The VC isn't the problem. They eat the big one, for the most part, in Tet in 1968.
Its the NVA. And no matter how times you curbstomp them, they will keep coming until the US gets tired of the game and goes home. We beat the hell out of the NVA in the Easter Offensive in '72, and by '75, with Soviet and PRC help, they were back to play another round.
The fat is, Vietnam was not the center of gravity of the Cold War - that was Germany - and we were not going to 'pay any price, and bear any burden'. Sooner or later, the NVA wins... and it doesn't do the Soviets a bit of good fifteen years later.
Unless of course in my opinion the United States invades North Vietnam and militarily occupies it.
But Mung, that's not a surge. That's an invasion. And those are two different things.
Sure: you could send more troops into South Vietnam. It's always possible. The troops were there. EUCOM never gave troops out to PACCOM through the 50s, 60s, or 70s.

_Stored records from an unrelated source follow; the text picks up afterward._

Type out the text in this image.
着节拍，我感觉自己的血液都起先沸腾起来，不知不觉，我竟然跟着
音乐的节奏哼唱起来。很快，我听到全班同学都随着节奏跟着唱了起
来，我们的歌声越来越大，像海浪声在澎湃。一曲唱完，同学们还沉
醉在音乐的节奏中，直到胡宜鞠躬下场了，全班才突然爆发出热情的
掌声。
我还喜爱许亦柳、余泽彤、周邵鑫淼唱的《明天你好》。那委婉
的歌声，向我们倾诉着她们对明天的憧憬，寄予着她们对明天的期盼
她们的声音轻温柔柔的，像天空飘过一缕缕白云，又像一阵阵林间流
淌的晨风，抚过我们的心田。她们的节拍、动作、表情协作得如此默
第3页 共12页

EUCOM never gave troops out, in fact, until Desert Storm. Then, because the Wall had fallen and Communism had drank the Kool-Aid, NATO felt sure of itself and could afford to let European Command give troops out to CENTCOM (in the form of VII Corps) for the offensive into Kuwait and Iraq.
If America were to be reverse the convention of the time and
take regular troops from EUCOM, then they could certainly get the manpower. But when Nixon put Vietnamization into place, that also affected which troops (on a man-to-man basis) could be rotated to Vietnam.
Once you were rotated out of Vietnam after the beginning of Vietnamization, you couldn't go back. So any troops sent to Vietnam in a surge pattern would have to be from units that had never gone before, and filled with folks who hadn't been to Vietnam in their last tour.
Believe me, man: I spent a good 3 pages on a whole other thread hashing this out. And that thread was about an honest to god incursion into North Vietnam through the DMZ.